The final result is Invalid(event 3 failed!event 2 failed!). Unlike the Xor’s monad, which cuts the calculation short, Validated keeps going to report back all failures. This would be useful for validating user input on an online bacon shop.

The problem, however, is that the error messages are mushed together into one string. Shouldn’t it be something like a list?

Using NonEmptyList to accumulate failures 

This is where NonEmptyList datatype comes in handy.
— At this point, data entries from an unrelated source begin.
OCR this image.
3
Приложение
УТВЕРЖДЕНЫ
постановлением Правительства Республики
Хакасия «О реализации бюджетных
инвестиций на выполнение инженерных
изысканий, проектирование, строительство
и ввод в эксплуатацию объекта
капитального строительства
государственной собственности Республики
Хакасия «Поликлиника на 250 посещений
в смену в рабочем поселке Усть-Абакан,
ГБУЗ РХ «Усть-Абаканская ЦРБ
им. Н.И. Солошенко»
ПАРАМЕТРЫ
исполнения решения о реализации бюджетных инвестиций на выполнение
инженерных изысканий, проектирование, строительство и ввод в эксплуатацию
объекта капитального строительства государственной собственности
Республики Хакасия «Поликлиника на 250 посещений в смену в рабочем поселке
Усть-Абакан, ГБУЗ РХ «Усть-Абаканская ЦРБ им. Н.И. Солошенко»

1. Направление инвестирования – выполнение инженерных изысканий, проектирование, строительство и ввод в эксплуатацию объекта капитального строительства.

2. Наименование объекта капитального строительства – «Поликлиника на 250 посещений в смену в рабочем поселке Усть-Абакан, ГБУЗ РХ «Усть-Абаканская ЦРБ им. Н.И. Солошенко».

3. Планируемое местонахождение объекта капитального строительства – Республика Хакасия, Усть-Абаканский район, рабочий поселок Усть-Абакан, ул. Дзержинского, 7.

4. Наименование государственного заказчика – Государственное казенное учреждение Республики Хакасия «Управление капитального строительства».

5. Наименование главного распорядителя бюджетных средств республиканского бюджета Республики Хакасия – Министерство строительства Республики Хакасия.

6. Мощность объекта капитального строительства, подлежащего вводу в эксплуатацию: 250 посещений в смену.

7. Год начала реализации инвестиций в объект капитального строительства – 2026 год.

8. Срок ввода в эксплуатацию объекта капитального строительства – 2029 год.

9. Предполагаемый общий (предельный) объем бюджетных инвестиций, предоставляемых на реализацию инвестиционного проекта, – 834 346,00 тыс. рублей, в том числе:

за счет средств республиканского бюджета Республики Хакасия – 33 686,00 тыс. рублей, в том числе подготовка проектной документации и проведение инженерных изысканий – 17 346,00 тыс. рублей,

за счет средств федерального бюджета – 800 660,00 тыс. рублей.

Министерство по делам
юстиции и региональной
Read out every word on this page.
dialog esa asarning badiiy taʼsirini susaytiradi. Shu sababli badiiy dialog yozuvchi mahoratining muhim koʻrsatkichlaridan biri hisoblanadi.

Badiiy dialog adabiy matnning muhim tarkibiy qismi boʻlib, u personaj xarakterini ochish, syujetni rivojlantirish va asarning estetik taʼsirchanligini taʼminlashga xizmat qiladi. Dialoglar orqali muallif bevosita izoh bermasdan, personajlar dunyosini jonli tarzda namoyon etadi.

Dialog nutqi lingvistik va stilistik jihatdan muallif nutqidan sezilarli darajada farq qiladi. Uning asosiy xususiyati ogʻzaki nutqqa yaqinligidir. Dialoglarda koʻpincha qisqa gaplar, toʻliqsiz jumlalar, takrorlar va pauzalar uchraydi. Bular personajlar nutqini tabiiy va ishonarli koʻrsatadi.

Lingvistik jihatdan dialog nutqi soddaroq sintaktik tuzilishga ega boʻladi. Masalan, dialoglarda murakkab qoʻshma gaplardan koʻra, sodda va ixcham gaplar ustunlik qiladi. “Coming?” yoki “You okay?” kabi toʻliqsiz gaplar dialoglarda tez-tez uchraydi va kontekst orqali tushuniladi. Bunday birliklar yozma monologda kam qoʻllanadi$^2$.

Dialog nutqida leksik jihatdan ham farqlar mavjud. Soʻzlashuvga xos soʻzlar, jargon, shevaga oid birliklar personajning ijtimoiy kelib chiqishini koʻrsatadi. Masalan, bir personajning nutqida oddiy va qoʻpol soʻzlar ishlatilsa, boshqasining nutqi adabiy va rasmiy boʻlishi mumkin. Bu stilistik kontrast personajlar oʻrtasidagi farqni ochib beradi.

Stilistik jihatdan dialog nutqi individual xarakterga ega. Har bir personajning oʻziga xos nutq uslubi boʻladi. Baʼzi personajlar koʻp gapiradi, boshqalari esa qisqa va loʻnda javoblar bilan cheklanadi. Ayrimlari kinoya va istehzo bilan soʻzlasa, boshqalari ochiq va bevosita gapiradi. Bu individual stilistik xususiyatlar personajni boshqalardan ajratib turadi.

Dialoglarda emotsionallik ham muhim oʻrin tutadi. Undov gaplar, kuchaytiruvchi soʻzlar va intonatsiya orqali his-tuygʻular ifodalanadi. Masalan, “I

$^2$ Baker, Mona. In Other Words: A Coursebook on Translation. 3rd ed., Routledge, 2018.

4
For now, think of it as a list that’s guaranteed to have at least one element.

scala> import cats.data.{ NonEmptyList => NEL }
import cats.data.{NonEmptyList=>NEL}

scala> NEL.of(1)
res2: cats.data.NonEmptyList[Int] = NonEmptyList(1)

We can use NEL[A] on the invalid side to accumulate the errors:

scala> val result =
         (valid[NEL[String], String]("event 1 ok") |@|
           invalid[NEL[String], String](NEL.of("event 2 failed!")) |@|
           invalid[NEL[String], String](NEL.of("event 3 failed!"))) map {_ + _ + _}
result: cats.data.Validated[cats.data.NonEmptyList[String],String] = Invalid(NonEmptyList(event 2 failed!, event 3 failed!))

Inside Invalid, we were able to accumulate all failed messages.

We can use the fold method to extract the values:

scala> val errs: NEL[String] = result.fold(
         { l => l },
         { r => sys.error("invalid is expected") }
       )
errs: cats.data.NonEmptyList[String] = NonEmptyList(event 2 failed!, event 3 failed!)